If you’re an institution thinking about making your catalogue available publicly:
- API access and data dumps are both useful to developers depending on the type of work they’re doing. Data dumps are great for getting a big picture. They can vastly reduce traffic against your API. But a rich API is useful for integrating into existing platforms, especially if they make relatively few queries per page against your API (and if you have a suitable caching strategy in place). For instance, an API is the ideal interface great for supplying data about a few objects to a single page somewhere else on the internet (such as a newspaper article, or an encyclopedia page).
- If you are going to supply flat dumps, do make sure those files are as rich as the API. Try not to flatten structure or relationships that’s contained in the catalogue. That’s not just to help developers write performant software faster; it’s also to help them come to an understanding of the catalogue’s shape.
- Also, do use the formats of your flat dump files appropriately. Make sure JSON objects are of the right type, rather than just lots of string; use XML attributes as well as element text. If you’re going to supply raw data dumps from, say, an SQL database, make sure that table relations are preserved and suitable indexes already supplied – this might not be what your cataloguing tool automatically generates!
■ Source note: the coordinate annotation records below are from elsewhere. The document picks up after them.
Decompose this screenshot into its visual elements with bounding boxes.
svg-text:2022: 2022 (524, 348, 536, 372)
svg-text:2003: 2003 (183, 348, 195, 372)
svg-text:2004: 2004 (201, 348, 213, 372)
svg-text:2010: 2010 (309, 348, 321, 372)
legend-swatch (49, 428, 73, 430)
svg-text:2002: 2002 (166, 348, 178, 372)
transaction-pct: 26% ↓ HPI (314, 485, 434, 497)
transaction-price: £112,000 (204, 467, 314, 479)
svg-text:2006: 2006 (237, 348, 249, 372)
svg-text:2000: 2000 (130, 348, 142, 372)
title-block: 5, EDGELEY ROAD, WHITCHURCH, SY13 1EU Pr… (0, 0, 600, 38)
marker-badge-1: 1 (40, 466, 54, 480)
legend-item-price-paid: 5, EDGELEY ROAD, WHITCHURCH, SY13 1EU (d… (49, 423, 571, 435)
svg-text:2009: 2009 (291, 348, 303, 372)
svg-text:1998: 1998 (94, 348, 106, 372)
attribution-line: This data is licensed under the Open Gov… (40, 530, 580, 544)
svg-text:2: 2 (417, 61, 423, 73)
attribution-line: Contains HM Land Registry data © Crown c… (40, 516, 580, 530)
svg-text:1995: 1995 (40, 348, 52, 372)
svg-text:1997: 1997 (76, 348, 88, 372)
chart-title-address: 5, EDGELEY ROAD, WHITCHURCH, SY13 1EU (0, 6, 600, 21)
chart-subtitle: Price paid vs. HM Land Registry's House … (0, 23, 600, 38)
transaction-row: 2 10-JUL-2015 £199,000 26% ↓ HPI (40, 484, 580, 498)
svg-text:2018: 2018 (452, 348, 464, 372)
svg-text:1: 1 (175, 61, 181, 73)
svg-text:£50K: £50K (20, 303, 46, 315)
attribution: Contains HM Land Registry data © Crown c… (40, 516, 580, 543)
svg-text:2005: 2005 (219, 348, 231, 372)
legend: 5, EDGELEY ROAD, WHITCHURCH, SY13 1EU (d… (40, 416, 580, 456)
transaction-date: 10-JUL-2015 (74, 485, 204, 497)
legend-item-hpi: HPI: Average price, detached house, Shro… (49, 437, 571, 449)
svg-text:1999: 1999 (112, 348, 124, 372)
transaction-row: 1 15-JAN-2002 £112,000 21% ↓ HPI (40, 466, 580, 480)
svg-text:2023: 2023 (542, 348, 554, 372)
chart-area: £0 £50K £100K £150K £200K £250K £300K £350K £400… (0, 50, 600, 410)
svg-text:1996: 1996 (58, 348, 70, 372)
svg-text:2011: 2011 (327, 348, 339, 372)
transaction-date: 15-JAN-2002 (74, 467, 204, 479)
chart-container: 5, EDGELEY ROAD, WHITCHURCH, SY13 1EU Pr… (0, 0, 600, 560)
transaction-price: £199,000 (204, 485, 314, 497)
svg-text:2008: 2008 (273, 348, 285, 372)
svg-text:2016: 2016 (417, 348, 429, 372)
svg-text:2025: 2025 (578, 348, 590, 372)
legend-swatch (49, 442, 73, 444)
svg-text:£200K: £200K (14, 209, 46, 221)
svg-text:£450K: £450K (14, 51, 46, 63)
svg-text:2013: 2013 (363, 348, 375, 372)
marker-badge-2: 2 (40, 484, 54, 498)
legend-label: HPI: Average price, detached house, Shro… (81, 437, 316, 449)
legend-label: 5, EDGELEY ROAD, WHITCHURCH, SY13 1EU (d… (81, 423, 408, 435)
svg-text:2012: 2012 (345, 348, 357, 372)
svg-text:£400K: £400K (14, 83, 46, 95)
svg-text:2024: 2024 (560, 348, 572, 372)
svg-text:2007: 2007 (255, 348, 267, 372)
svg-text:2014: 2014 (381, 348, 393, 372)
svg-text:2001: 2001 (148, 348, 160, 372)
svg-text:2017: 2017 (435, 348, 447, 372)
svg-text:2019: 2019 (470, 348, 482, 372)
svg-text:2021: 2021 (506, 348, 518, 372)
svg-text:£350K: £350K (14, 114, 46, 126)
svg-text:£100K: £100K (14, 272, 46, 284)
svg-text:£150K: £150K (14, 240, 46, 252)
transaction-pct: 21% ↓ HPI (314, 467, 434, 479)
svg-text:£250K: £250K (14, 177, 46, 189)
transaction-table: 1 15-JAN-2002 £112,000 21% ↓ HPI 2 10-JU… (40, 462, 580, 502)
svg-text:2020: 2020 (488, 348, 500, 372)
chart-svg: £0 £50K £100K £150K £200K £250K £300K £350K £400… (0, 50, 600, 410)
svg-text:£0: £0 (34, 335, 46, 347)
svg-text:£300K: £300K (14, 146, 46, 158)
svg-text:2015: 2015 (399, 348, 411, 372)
- Make sure to use as many non-proprietary formats as possible. A particular database’s form of SQL is nice for developers who use that software, but most developers will be at least as happy slurping JSON/CSV/XML into their own data store of choice. You might not be saving them time by supplying a more complex format, and you’ll reach a wider potential audience with more generic formats.
- Don’t assume that CSV is irrelevant. Although it’s not as rich or immediately useful as structured data, it’s easily manipulable by non-technical members of a team in tools such as Excel or OpenRefine. It’s also a really good first port of call for just seeing what’s supplied. If you are going to supply CSV, splitting your catalogue into many smaller files is much preferable to a single, hundreds-of-megabytes file.
- “Explorer” type interfaces are also a helpful way for a developer to learn more about the dataset before downloading it and spinning up their own code. The V&A Query Builder, for instance, already gives a developer a feel for the shape of the data, what building queries looks like, and clicking through to the full data for a single object.
- Documentation is always welcome, however good your data and API! In particular, explaining domain-specific terms – be they specific to your own institution, or to your cataloguing platform – is incredibly helpful; not all developers have expert knowledge of the cultural sector.
- Have a way for developers to contact somebody who knows about the public catalogue data. This isn’t just for troubleshooting; it’s also so they can show you what they’re up to. Making your catalogue available should be a net benefit to you, and making sure you have ways to capitalize on that is important!